Authorities have declined to speculate on what caused the tragedy, saying only that it was not an attack.
Several witness accounts, broadcast by various media, pointed to sparklers mounted on champagne bottles and held aloft by restaurant staff as part of a regular “show” for patrons.

‘Dramatic’

Pictures and videos shared on social media also showed sparklers on champagne bottles held into the air, as an orange glow began spreading across the ceiling.
One video showed the flames advancing quickly as revellers initially continued to dance.
One young man playfully attempted to extinguish the flames with a large white cloth, but the scene became panic-stricken as people scrambled and screamed in the dark against a backdrop of smoke and flames.
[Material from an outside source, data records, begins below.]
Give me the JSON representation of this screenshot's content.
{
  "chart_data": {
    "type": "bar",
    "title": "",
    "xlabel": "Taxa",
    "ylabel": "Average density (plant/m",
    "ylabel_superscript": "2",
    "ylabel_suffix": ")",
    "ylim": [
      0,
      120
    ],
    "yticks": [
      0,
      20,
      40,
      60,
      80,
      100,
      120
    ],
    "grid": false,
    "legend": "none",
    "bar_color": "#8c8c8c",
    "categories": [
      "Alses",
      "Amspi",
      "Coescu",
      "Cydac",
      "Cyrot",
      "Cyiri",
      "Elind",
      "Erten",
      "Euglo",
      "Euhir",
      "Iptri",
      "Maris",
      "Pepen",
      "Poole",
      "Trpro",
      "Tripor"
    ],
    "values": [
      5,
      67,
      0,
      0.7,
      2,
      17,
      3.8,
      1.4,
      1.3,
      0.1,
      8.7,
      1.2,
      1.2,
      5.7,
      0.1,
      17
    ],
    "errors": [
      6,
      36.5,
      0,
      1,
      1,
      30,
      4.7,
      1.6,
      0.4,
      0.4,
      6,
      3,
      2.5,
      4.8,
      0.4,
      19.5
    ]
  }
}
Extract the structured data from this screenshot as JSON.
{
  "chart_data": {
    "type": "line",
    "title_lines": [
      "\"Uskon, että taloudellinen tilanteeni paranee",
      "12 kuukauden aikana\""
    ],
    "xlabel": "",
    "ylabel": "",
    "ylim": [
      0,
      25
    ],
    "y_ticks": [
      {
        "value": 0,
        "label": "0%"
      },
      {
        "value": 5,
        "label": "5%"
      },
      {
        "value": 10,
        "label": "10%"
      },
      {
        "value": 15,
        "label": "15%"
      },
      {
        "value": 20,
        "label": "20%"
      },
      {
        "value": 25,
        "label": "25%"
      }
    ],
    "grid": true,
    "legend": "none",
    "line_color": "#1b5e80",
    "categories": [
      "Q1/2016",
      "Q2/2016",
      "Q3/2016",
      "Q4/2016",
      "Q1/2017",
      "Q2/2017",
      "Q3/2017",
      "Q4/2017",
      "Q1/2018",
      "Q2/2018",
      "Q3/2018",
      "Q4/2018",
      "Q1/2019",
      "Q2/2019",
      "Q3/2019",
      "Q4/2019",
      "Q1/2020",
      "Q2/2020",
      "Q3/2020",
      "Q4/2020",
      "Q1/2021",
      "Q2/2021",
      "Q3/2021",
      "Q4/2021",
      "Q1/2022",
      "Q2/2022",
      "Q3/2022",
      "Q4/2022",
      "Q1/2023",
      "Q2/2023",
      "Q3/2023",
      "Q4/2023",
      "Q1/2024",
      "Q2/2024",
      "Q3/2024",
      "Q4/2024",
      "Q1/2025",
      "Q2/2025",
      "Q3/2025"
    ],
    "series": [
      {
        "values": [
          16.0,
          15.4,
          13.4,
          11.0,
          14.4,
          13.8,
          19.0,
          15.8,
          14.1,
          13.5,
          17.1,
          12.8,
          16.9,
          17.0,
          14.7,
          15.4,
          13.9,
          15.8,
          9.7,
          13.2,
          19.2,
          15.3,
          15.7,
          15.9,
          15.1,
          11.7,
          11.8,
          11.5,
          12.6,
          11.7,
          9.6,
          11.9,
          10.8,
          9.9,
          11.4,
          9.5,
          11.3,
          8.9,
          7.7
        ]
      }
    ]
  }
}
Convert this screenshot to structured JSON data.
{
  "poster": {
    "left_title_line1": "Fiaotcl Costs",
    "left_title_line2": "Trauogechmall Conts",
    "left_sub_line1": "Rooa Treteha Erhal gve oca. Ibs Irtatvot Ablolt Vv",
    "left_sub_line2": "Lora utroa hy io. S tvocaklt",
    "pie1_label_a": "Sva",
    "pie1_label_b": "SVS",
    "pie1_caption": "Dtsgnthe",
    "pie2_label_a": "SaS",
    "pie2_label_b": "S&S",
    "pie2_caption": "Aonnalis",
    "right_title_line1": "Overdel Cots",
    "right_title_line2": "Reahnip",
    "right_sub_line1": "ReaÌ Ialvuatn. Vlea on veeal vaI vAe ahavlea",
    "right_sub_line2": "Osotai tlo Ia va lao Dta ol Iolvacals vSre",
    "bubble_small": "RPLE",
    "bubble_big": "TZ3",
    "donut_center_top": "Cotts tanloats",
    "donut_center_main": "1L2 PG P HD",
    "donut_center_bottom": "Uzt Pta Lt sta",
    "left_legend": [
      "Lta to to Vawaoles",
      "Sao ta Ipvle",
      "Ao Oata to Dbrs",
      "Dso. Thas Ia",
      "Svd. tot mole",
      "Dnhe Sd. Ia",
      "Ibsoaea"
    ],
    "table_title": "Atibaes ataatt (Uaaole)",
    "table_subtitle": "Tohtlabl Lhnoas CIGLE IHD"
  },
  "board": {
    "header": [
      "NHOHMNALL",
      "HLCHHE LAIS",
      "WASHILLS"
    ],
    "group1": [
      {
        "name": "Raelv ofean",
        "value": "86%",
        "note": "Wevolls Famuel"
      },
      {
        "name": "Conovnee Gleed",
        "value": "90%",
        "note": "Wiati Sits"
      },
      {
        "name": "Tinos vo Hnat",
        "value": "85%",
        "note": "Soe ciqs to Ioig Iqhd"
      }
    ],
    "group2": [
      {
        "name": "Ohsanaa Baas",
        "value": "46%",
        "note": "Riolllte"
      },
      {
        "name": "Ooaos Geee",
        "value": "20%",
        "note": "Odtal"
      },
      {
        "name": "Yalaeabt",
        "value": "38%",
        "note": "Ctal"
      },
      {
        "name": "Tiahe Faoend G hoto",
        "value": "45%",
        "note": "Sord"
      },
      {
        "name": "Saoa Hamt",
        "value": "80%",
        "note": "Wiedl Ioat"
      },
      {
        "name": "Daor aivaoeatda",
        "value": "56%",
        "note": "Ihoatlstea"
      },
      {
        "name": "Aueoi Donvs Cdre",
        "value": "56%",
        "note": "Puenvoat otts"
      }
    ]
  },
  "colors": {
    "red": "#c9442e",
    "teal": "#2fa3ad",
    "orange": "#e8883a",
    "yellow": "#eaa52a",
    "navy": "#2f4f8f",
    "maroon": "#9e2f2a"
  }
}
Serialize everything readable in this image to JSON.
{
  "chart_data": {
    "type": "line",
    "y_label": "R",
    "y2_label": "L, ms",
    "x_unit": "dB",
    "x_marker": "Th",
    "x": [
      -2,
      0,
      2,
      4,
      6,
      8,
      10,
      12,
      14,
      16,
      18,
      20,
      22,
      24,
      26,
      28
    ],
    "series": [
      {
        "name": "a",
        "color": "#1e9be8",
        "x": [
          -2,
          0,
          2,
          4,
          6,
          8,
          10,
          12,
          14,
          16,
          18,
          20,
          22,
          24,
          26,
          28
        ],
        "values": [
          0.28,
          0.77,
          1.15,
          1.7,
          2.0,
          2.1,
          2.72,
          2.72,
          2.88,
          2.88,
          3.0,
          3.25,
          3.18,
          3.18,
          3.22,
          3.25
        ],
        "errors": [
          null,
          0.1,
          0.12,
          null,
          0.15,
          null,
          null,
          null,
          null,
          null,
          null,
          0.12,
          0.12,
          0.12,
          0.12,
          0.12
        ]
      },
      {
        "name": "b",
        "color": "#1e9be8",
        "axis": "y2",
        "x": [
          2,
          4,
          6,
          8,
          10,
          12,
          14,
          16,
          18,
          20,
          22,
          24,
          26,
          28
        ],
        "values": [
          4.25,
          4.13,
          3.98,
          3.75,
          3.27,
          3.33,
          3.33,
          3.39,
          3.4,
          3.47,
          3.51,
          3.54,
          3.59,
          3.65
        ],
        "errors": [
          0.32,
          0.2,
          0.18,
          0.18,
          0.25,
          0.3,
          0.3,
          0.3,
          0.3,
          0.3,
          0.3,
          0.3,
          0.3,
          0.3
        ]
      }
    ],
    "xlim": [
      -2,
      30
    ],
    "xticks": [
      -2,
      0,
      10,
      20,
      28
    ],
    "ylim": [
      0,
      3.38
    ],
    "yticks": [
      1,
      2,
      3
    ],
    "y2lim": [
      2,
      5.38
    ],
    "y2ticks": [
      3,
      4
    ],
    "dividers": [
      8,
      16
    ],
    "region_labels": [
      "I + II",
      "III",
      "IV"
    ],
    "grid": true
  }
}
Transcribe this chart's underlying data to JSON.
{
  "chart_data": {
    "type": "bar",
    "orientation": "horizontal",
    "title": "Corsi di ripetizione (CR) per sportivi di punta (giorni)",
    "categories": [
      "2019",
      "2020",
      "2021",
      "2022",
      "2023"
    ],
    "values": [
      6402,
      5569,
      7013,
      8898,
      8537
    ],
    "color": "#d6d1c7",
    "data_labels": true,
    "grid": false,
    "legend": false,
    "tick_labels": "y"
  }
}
The canton’s chief prosecutor, Beatrice Pilloud, said investigators would examine whether the bar met safety standards.
Red and white caution tape, flowers and candles adorned the street outside, while police shielded the site with white screens.
Italian Foreign Minister Antonio Tajani, who said 13 Italians had been injured in the fire, and six remained missing, was among those to lay flowers at the site.
The French foreign ministry said nine French citizens figured among the injured, and eight others remained unaccounted for.
After emergency units at local hospitals filled, many of the injured were transported across Switzerland and beyond.
Patients are being treated in Italy, France and Germany, and Polish Prime Minister Donald Tusk said his country was ready to provide “specialized medical care to 14 injured.”
Multiple sources told AFP the bar owners were French nationals: a couple originally from Corsica who, according to a relative, are safe, but have been unreachable since the tragedy.